Limitations & Future Work¶
- Image generation quality, while surpassing prior unified models, still falls short of dedicated diffusion models such as SD-XL.
- Resolution is limited (256 or 384); higher resolutions may require larger codebooks or multi-scale schemes.
- The semantic encoder (SigLIP) in SDE is frozen; joint training could potentially yield further improvements at the cost of increased complexity.
- The image reconstruction relies solely on LlamaGEN's convolutional decoder; a stronger decoder may improve generation quality.
Related Work & Insights¶
- vs. Emu3: Emu3 requires training an 8B LLM from scratch; MUSE-VL directly employs a pretrained LLM with 24M data and still surpasses Emu3 (+4.8%). The key differentiator is the SDE tokenizer, which ensures natural alignment between visual and text tokens.
- vs. Chameleon: Chameleon uses a standard VQGAN and achieves only 33.3% average understanding; MUSE-VL's 63.6% is nearly twice as high.
- vs. VILA-U: VILA-U aligns semantics via dual losses (contrastive + reconstruction), requiring 720M data and suffering from convergence difficulties. SDE uses feature fusion and semantic reconstruction, requiring only 24M data.
- vs. Janus: Janus employs dual encoders to decouple understanding and generation, increasing model complexity. MUSE-VL achieves both with a single SDE encoder.
Rating¶
- Novelty: ⭐⭐⭐⭐ — SDE tokenizer design is novel and directly addresses the core semantic deficiency of VQ-based tokenizers.
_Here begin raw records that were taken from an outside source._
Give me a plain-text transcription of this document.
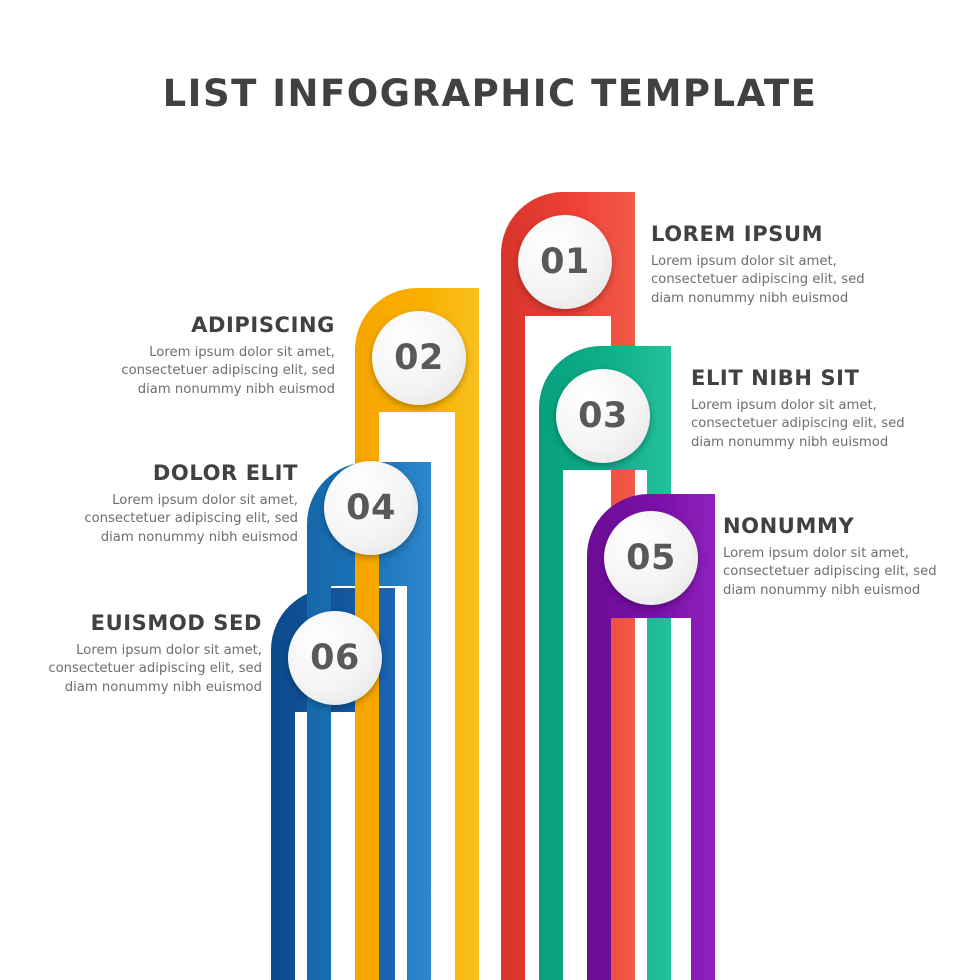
LIST INFOGRAPHIC TEMPLATE
01
02
03
04
05
06
LOREM IPSUM
Lorem ipsum dolor sit amet, consectetuer adipiscing elit, sed diam nonummy nibh euismod
ADIPISCING
Lorem ipsum dolor sit amet, consectetuer adipiscing elit, sed diam nonummy nibh euismod	ELIT NIBH SIT
Lorem ipsum dolor sit amet, consectetuer adipiscing elit, sed diam nonummy nibh euismod
DOLOR ELIT
Lorem ipsum dolor sit amet, consectetuer adipiscing elit, sed diam nonummy nibh euismod	NONUMMY
Lorem ipsum dolor sit amet, consectetuer adipiscing elit, sed diam nonummy nibh euismod
EUISMOD SED
Lorem ipsum dolor sit amet, consectetuer adipiscing elit, sed diam nonummy nibh euismod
- Experimental Thoroughness: ⭐⭐⭐⭐⭐ — Comprehensive evaluation across 7 understanding benchmarks, 2 generation benchmarks, tokenizer comparisons, ablations, and scaling experiments.
- Writing Quality: ⭐⭐⭐⭐ — Clear presentation with precise problem formulation.
- Value: ⭐⭐⭐⭐⭐ — Provides a simple and efficient pathway for unified VLMs; the SDE tokenizer is reusable as a general-purpose component.